Auscultation involves using a stethoscope to hear internal body sounds. For blood pressure measurement, it refers to listening to the specific sounds generated in the brachial artery as a cuff is inflated and then slowly deflated. This method requires a sphygmomanometer and a stethoscope, and it is considered the gold standard technique for non-invasive blood pressure measurement in a clinical setting.
The auscultatory method relies on a human observer detecting the appearance and disappearance of specific arterial noises known as Korotkoff sounds. While automated oscillometric devices estimate blood pressure using algorithms based on pressure oscillations, auscultation directly correlates audible physiological events to pressure readings. This direct connection to hemodynamics is why the method remains the benchmark against which other non-invasive devices are validated.
Essential Equipment and Patient Positioning
The manual sphygmomanometer consists of three primary parts: a compression cuff, an inflation bulb with a controlled exhaust valve, and a manometer. The manometer displays the pressure in millimeters of mercury (mmHg) and can be an aneroid dial or a digital display. Aneroid manometers require regular calibration to ensure accuracy. The stethoscope is used to hear the arterial sounds; the diaphragm is commonly used in practice as it is often easier to secure.
Selecting the correct cuff size is essential, as an improperly sized bladder frequently causes error. The rubber bladder inside the cuff should cover approximately 80% of the arm’s circumference and be roughly 40% of the arm’s circumference in width. If the cuff is too small, the pressure reading will be falsely high, and if it is too large, the reading will be falsely low.
Before measurement, the patient must be seated comfortably with their back supported and their feet flat on the floor. The arm being used should be bare, supported at heart level, and free of restrictive clothing. A rest period of three to five minutes prior to the measurement is required to allow the patient’s blood pressure to stabilize.
The Step-by-Step Auscultation Procedure
The procedure begins by palpating the brachial artery, typically found on the inner aspect of the upper arm near the elbow crease. Once the maximal pulse location is determined, the cuff is applied smoothly around the upper arm, ensuring the center of the bladder is directly over the artery. The lower edge of the cuff should be positioned about one inch (two to three centimeters) above the antecubital crease.
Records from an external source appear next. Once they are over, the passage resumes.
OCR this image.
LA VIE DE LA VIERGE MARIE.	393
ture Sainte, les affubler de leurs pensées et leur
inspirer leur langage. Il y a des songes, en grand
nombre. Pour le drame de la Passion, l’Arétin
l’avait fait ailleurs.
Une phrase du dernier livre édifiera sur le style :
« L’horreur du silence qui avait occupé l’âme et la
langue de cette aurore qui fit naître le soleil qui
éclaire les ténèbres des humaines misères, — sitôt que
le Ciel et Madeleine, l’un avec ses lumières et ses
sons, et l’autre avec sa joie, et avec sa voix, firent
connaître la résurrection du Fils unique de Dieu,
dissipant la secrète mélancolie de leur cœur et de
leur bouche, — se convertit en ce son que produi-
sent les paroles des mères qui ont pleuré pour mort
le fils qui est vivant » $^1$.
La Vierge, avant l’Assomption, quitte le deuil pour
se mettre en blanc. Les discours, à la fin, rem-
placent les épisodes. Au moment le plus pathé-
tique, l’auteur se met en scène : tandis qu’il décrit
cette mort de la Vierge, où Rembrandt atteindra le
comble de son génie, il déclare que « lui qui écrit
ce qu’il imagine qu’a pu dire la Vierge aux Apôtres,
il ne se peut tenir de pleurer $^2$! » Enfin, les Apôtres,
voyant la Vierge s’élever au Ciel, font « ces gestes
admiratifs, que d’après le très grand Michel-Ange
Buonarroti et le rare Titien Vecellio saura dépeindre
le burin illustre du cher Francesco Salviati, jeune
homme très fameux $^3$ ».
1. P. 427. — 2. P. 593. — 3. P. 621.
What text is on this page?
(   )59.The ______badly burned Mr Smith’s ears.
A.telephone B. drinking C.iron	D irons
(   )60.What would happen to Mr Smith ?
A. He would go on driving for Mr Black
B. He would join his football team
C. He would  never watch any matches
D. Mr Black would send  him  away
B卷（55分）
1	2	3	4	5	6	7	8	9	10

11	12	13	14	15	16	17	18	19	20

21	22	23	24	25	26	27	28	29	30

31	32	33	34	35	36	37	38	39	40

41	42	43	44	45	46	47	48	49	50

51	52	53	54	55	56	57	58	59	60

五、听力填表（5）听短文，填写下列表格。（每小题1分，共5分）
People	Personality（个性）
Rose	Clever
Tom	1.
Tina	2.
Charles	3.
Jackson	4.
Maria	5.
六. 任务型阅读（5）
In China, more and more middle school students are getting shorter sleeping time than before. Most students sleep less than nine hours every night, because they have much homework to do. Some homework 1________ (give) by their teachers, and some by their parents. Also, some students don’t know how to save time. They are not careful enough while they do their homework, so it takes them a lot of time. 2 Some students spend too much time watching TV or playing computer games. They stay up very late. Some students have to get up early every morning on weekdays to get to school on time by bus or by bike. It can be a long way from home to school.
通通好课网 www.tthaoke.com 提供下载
To avoid the auscultatory gap, the estimated systolic pressure must first be determined by palpation. The cuff is inflated rapidly until the radial pulse is no longer palpable, and this pressure is noted. The cuff is then inflated an additional 20 to 30 mmHg above this point to ensure complete arterial occlusion.
With the artery fully compressed, the stethoscope is placed lightly over the brachial artery pulsation point, just below the edge of the cuff. Applying heavy pressure can distort the artery and cause sounds to be heard below the true diastolic pressure. The exhaust valve is opened to allow the cuff pressure to drop at a controlled rate of two to three mmHg per second.
The first clear, repetitive tapping sound heard marks the systolic blood pressure. The observer continues to listen as the pressure falls, noting the pressure at which the sounds completely disappear, which is recorded as the diastolic blood pressure. This controlled deflation rate is necessary because deflating too quickly can underestimate the true pressure.
Understanding Korotkoff Sounds
The sounds heard during the auscultation process are termed Korotkoff sounds, named after the Russian physician Nikolai Korotkoff. These distinctive sounds are produced by the turbulent flow of blood through the brachial artery as the cuff pressure is gradually released. When the cuff is inflated above systolic pressure, the artery is fully collapsed, and no sound is detectable.
The first phase, K1, begins when the cuff pressure drops just below the systolic pressure, creating clear, repetitive tapping sounds that define the systolic reading. As the pressure falls, the sounds transition through K2 (swishing) and K3 (crisper and louder). K4 is marked by an abrupt muffling or softening of the sound. Finally, the complete disappearance of all sound marks K5, the point where the artery is fully open and blood flow is laminar. For adults, K1 is the systolic pressure, and K5 is the definitive diastolic pressure.
Common Sources of Measurement Error
The auscultatory method is susceptible to several sources of human and technical error. Using a cuff that is too small is a frequent technical error, leading to an inaccurately high reading. Conversely, placing the cuff over clothing or failing to position the arm at heart level can introduce errors, often resulting in artificially elevated readings if the arm is low.
Procedural mistakes, such as deflating the cuff too quickly or applying excessive pressure with the stethoscope, can make identifying the Korotkoff sounds difficult. Patient factors also contribute to variability; talking, moving, or having a full bladder can temporarily raise the pressure. The auscultatory gap, where Korotkoff sounds temporarily disappear, can lead to underestimation of the true systolic value if not anticipated by palpation.